A greedy eel bit off more than it could chew after trying to swallow a puffer that had puffed up in its mouth and was choking.
Tim Mayer, a German-born diving instructor, saw the unusual sight last month on the island of Titikaveka, part of the Cook Islands in the Pacific
39-year-old Tim initially mistook the 4-foot moray eel for a piece of driftwood, but as he approached next to three-year-old daughter Charlie, he realized what he had found.
Tim Mayer, a German-born diving instructor, found a dead eel with a puffer fish in its mouth last month on the beach on Titikaveka Island, part of the Cook Islands
Marine biologist Kirby Morejohn said the eel likely choked after the puffer fish blocked its neck because, unlike fish, eels need to suck water through their throats in order to breathe
Tim was so amazed that he called Mrs. Lucile and son Yann from their nearby mansion to witness the scene before the family contacted local marine biologist Kirby Morejohn to confirm what had happened.
Kirby explained that the eel was likely trying to feed on the porcupine pufferfish, which then puffed up as a defense mechanism.
While most fish breathe with gills behind their heads, according to Kirby, eels suck in water through their mouths, much like humans breathe air.
That said, if the puffer fish is stuck in its throat, the eel will likely choke, Kirby concluded.
The biologist, originally from San Diego, California, said he had never seen anything like it.
"I was overwhelmed when I saw it," he said. “I couldn't believe that this type of interaction existed and that I had never heard of it.
“One of the reasons eels are found scary is because of their open, gaping, toothy mouth, but it turns out that's how they breathe.
After the eel 's dinner inflated and lodged in its mouth, the eel would not have been able to ingest water and would likely have died of asphyxiation.

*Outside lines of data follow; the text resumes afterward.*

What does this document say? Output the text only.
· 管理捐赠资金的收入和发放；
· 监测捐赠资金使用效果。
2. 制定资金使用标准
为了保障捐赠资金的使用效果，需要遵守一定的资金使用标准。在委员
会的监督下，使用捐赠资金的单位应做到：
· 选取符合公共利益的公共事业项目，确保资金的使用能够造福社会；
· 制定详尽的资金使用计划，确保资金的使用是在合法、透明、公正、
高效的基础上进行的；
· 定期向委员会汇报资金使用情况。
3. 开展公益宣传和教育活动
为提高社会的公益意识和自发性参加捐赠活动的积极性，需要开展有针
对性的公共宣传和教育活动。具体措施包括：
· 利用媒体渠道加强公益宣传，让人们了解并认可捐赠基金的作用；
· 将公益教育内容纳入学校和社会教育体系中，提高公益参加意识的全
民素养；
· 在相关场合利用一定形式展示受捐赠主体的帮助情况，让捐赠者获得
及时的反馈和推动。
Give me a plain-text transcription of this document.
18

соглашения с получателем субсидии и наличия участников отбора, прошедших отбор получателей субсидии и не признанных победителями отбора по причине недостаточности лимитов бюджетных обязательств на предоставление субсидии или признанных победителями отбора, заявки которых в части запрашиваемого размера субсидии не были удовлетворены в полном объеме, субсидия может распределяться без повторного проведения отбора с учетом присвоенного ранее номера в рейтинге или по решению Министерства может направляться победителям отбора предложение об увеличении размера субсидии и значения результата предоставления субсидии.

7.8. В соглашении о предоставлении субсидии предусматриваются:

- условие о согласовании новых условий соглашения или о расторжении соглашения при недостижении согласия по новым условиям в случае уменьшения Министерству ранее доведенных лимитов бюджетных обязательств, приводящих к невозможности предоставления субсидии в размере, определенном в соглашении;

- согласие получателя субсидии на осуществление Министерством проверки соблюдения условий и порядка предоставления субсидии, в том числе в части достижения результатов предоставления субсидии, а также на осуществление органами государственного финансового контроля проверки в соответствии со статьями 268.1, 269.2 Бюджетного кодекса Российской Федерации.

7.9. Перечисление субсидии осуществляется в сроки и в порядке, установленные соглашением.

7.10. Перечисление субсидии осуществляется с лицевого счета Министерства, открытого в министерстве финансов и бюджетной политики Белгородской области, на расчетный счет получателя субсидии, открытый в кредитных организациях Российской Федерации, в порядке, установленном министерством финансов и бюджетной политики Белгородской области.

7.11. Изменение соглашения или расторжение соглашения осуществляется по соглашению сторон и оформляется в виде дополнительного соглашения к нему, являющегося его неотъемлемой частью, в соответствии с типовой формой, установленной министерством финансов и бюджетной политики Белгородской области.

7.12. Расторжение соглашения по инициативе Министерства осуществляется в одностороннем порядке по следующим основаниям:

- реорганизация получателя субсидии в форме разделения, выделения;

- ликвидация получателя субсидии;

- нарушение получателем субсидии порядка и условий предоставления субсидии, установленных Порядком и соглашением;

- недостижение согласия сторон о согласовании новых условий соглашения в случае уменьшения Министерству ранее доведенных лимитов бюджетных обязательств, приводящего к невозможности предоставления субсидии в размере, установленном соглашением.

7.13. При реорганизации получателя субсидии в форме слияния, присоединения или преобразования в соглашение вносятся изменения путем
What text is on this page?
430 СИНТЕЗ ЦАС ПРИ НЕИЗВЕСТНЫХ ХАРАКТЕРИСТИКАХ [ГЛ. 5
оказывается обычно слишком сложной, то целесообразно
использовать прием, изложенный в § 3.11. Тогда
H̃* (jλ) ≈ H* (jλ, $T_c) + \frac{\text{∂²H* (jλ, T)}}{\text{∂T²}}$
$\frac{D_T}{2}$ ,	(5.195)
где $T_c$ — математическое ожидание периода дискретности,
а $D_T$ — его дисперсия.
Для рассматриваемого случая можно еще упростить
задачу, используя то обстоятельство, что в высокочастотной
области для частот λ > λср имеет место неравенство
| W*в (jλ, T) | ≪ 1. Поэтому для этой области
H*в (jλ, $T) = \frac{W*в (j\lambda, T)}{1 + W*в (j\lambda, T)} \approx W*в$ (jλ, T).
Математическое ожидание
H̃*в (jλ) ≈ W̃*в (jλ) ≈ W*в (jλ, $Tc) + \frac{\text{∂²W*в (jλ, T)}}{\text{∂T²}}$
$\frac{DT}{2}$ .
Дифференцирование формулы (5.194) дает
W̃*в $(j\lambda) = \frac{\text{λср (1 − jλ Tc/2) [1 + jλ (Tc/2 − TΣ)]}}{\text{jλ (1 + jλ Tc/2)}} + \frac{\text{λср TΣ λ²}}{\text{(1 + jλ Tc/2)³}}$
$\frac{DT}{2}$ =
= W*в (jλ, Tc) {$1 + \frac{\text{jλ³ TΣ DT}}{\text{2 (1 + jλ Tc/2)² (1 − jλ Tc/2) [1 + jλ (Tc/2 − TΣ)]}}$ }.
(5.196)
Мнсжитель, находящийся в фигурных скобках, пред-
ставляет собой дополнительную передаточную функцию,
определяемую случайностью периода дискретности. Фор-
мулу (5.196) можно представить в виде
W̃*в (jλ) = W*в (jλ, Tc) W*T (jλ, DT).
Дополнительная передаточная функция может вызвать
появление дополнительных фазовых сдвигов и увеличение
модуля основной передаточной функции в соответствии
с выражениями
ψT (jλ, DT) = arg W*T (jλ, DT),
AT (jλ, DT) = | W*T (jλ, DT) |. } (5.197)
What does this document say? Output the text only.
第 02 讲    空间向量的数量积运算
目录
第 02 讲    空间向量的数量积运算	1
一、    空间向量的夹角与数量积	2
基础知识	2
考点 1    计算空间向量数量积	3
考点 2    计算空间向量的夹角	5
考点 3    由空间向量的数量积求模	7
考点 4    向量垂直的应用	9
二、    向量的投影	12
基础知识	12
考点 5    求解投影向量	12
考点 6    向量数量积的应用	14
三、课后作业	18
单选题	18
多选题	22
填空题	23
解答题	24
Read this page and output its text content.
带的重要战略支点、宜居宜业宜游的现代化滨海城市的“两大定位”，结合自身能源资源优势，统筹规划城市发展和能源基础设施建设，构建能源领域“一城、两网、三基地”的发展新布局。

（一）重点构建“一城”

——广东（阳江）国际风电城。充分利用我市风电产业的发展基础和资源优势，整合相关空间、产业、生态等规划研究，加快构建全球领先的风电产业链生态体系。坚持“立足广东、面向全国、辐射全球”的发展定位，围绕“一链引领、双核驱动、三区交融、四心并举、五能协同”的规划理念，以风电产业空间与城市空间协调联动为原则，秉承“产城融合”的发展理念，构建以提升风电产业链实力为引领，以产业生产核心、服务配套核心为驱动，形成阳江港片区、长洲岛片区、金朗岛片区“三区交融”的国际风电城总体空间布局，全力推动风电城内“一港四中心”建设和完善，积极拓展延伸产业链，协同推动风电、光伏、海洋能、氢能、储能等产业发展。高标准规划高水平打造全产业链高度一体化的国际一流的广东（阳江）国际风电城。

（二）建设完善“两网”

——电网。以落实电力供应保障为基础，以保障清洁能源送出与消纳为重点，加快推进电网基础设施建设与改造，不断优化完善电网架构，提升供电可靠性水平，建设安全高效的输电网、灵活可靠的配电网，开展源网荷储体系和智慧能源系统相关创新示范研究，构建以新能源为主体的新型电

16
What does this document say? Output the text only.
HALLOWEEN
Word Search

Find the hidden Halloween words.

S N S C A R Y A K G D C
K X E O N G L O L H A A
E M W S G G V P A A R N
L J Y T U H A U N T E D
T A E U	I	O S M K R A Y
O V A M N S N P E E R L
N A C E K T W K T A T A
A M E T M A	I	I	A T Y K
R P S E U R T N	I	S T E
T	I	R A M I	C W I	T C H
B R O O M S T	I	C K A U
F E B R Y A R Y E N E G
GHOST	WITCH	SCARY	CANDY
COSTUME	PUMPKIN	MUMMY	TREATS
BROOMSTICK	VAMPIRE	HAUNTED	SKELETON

“Nature usually seems to have solved the problems. If porcupine fish are typically on an eel's menu, I would expect eels to target sizes that can be swallowed. But of course that is not the case. & # 39;
Yann Mayer, Tim's son, poses next to the 4-foot eel after spotting it on a morning walk on the beach
Tim was so amazed at the find that he asked Mrs. Lucile (left), son Yann and daughter Charlie (left) to investigate
Tim from Nordenham said: “Our first thought was that it was driftwood, but we don't get that here on this side of the island.
As we got closer I realized it was an eel and hurried back to the villa to get my cell phone. I was breathless and excited, but I didn't tell Lucile or Yann what we'd found.
“We all ran to the beach and it was such a spectacle. The eel would have been about three feet long.
“It looks like the porcupine fish defeated the eel, but they both paid the ultimate price. And right behind them a rainbow appeared on the horizon. It was surreal.
“The children couldn't really understand what was happening, but they were amazed that both animals had died fighting. They just wanted to touch it.
“They really wanted to show their boyfriend the discovery, even though it meant they were late for school. So we had to send the photos to their teachers for explanation.
"When they came in, they were excited to tell their friends about it, and there was even a science study where the teacher showed the photos to the whole class."
Tim and his 34 year old wife, Lucile Mayer, from Grasse, France, have lived in the Cook Islands for seven and a half years and work as diving instructors.
The couple, who run a family blog called Azure Coconut, met buddy and marine biologist Kirby on a scuba diving class and called him to shed some light on their discovery.